I never saw anybody so wonderfully attired. He was all in black, including his gloves and his stick, and above his small neat buttoned boots when he sat down I saw a black sock. That may only have been accidental, but no accident would account for the fact that his cuffs had a neat black border about half an inch wide. I wondered if he had blacked himself all over like the enthusiastic impersonator of Othello.
He had ventured to intrude on our grief, but only for a moment. Here Helen dropped her handkerchief, and they both bent down to pick it up and knocked their heads together, and I almost thought I heard a little stifled gasp from behind the piano. But Mr. Holmes had received no notice of the funeral, which he had understood was to be to-day, and did not know if we wished it to be quite private; if not, he would esteem it a privilege to be allowed to pay his last respects.
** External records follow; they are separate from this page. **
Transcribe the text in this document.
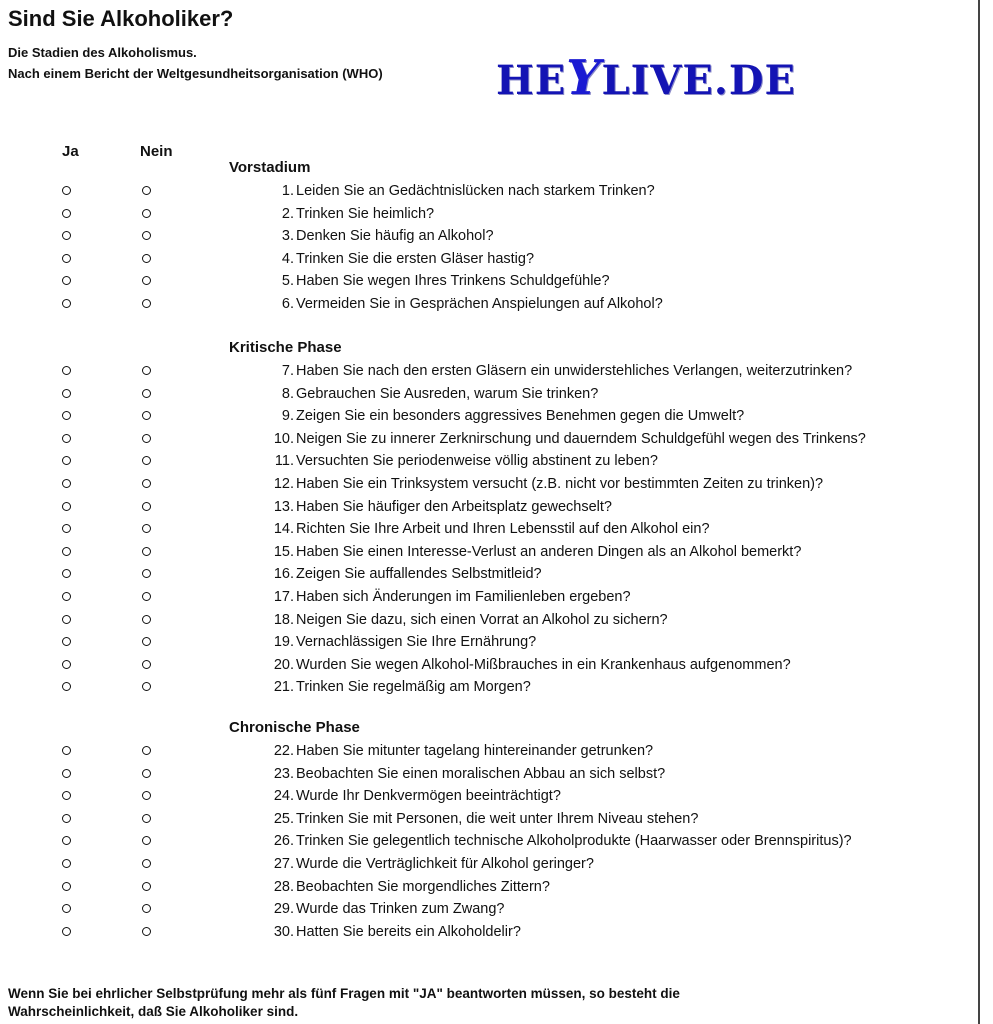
Sind Sie Alkoholiker?
Die Stadien des Alkoholismus.
Nach einem Bericht der Weltgesundheitsorganisation (WHO)	HEYLIVE.DE
Ja	Nein
Vorstadium
1. Leiden Sie an Gedächtnislücken nach starkem Trinken?
2. Trinken Sie heimlich?
3. Denken Sie häufig an Alkohol?
4. Trinken Sie die ersten Gläser hastig?
5. Haben Sie wegen Ihres Trinkens Schuldgefühle?
6. Vermeiden Sie in Gesprächen Anspielungen auf Alkohol?
Kritische Phase
7. Haben Sie nach den ersten Gläsern ein unwiderstehliches Verlangen, weiterzutrinken?
8. Gebrauchen Sie Ausreden, warum Sie trinken?
9. Zeigen Sie ein besonders aggressives Benehmen gegen die Umwelt?
10. Neigen Sie zu innerer Zerknirschung und dauerndem Schuldgefühl wegen des Trinkens?
11. Versuchten Sie periodenweise völlig abstinent zu leben?
12. Haben Sie ein Trinksystem versucht (z.B. nicht vor bestimmten Zeiten zu trinken)?
13. Haben Sie häufiger den Arbeitsplatz gewechselt?
14. Richten Sie Ihre Arbeit und Ihren Lebensstil auf den Alkohol ein?
15. Haben Sie einen Interesse-Verlust an anderen Dingen als an Alkohol bemerkt?
16. Zeigen Sie auffallendes Selbstmitleid?
17. Haben sich Änderungen im Familienleben ergeben?
18. Neigen Sie dazu, sich einen Vorrat an Alkohol zu sichern?
19. Vernachlässigen Sie Ihre Ernährung?
20. Wurden Sie wegen Alkohol-Mißbrauches in ein Krankenhaus aufgenommen?
21. Trinken Sie regelmäßig am Morgen?
Chronische Phase
22. Haben Sie mitunter tagelang hintereinander getrunken?
23. Beobachten Sie einen moralischen Abbau an sich selbst?
24. Wurde Ihr Denkvermögen beeinträchtigt?
25. Trinken Sie mit Personen, die weit unter Ihrem Niveau stehen?
26. Trinken Sie gelegentlich technische Alkoholprodukte (Haarwasser oder Brennspiritus)?
27. Wurde die Verträglichkeit für Alkohol geringer?
28. Beobachten Sie morgendliches Zittern?
29. Wurde das Trinken zum Zwang?
30. Hatten Sie bereits ein Alkoholdelir?
Wenn Sie bei ehrlicher Selbstprüfung mehr als fünf Fragen mit "JA" beantworten müssen, so besteht die
Wahrscheinlichkeit, daß Sie Alkoholiker sind.
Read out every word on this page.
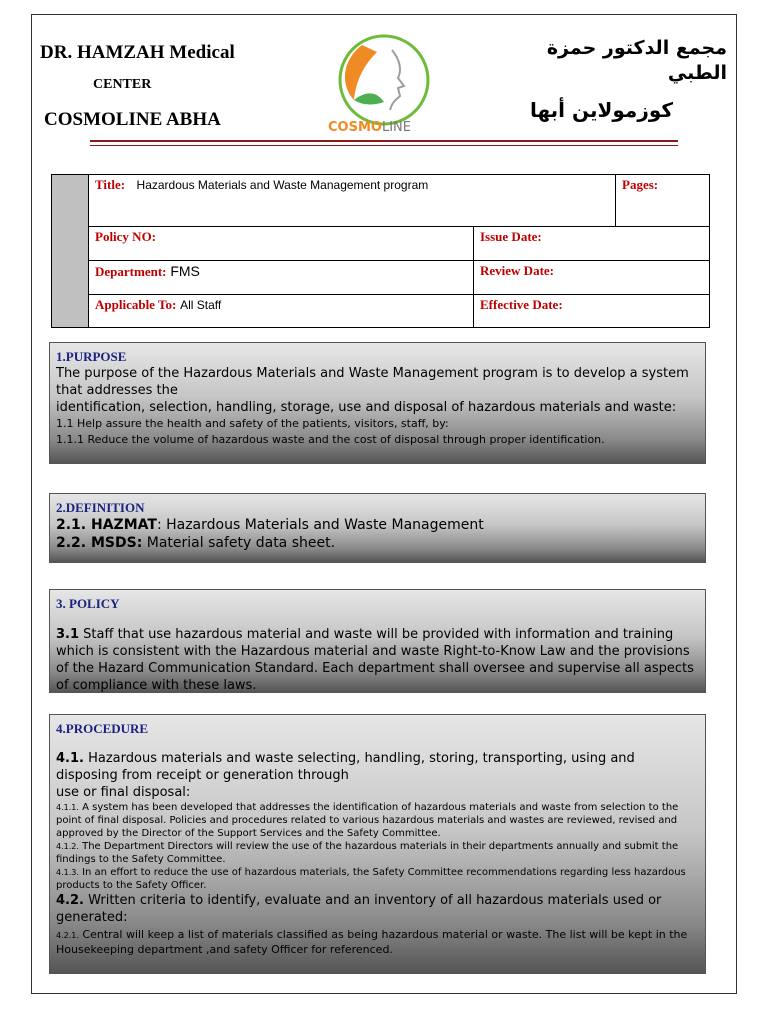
DR. HAMZAH Medical
CENTER
COSMOLINE ABHA
مجمع الدكتور حمزة الطبي
كوزمولاين أبها
COSMOLINE
Title: Hazardous Materials and Waste Management program	Pages:
Policy NO:	Issue Date:
Department: FMS	Review Date:
Applicable To: All Staff	Effective Date:
1.PURPOSE
The purpose of the Hazardous Materials and Waste Management program is to develop a system that addresses the
identification, selection, handling, storage, use and disposal of hazardous materials and waste:
1.1 Help assure the health and safety of the patients, visitors, staff, by:
1.1.1 Reduce the volume of hazardous waste and the cost of disposal through proper identification.
2.DEFINITION
2.1. HAZMAT: Hazardous Materials and Waste Management
2.2. MSDS: Material safety data sheet.
3. POLICY
3.1 Staff that use hazardous material and waste will be provided with information and training which is consistent with the Hazardous material and waste Right-to-Know Law and the provisions of the Hazard Communication Standard. Each department shall oversee and supervise all aspects of compliance with these laws.
4.PROCEDURE
4.1. Hazardous materials and waste selecting, handling, storing, transporting, using and disposing from receipt or generation through
use or final disposal:
4.1.1. A system has been developed that addresses the identification of hazardous materials and waste from selection to the point of final disposal. Policies and procedures related to various hazardous materials and wastes are reviewed, revised and approved by the Director of the Support Services and the Safety Committee.
4.1.2. The Department Directors will review the use of the hazardous materials in their departments annually and submit the findings to the Safety Committee.
4.1.3. In an effort to reduce the use of hazardous materials, the Safety Committee recommendations regarding less hazardous products to the Safety Officer.
4.2. Written criteria to identify, evaluate and an inventory of all hazardous materials used or generated:
4.2.1. Central will keep a list of materials classified as being hazardous material or waste. The list will be kept in the Housekeeping department ,and safety Officer for referenced.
And here little Mr. Holmes gave a great gulp, and could not get on.
‘I did like him so much,’ he said, after a moment. ‘Two. Thank you, I can let myself out!’
And he walked away on tiptoe, as if it was most important not to make a noise.
It was one of those sparkling February days, sunny and windless, and the air was full of the chirruping of birds. There was a moment’s pause at the gate of the churchyard, a moment’s silence. Inside the church the organ ceased; then came great simple words:
‘I am the Resurrection and the Life.’
MARCH
HELEN and I have a failing, though you may not have thought that such a thing was possible. It is a foolish weakness for old bits of rubbish. We can neither of us without anguish and unutterable rendings bear to throw old and useless things away. The weakness has to be got over sometimes, but we keep putting the work of destruction off, just as one puts off a visit to the dentist, with the result that when it comes to pass we find that it would have been far better to have done it long ago. However, if we did not occasionally tear things up, and throw things away, the house would become uninhabitable, so this morning we vowed to each other to spend the hours till lunch in the work of destruction. Our rubbish collects chiefly in the room that is called mine, where she has a knee-hole table with nine drawers. She opened these one after the other. They were all full, and despair seized her.
‘I can’t,’ she said. ‘Here are nine drawers all quite full of heart’s blood. O Jack, look!’
And she brought across to me a photograph I had taken of Legs jumping the lawn-tennis net. He was sitting in the air apparently in an easy attitude. One knee seemed crossed over the other, and his mouth was wide open.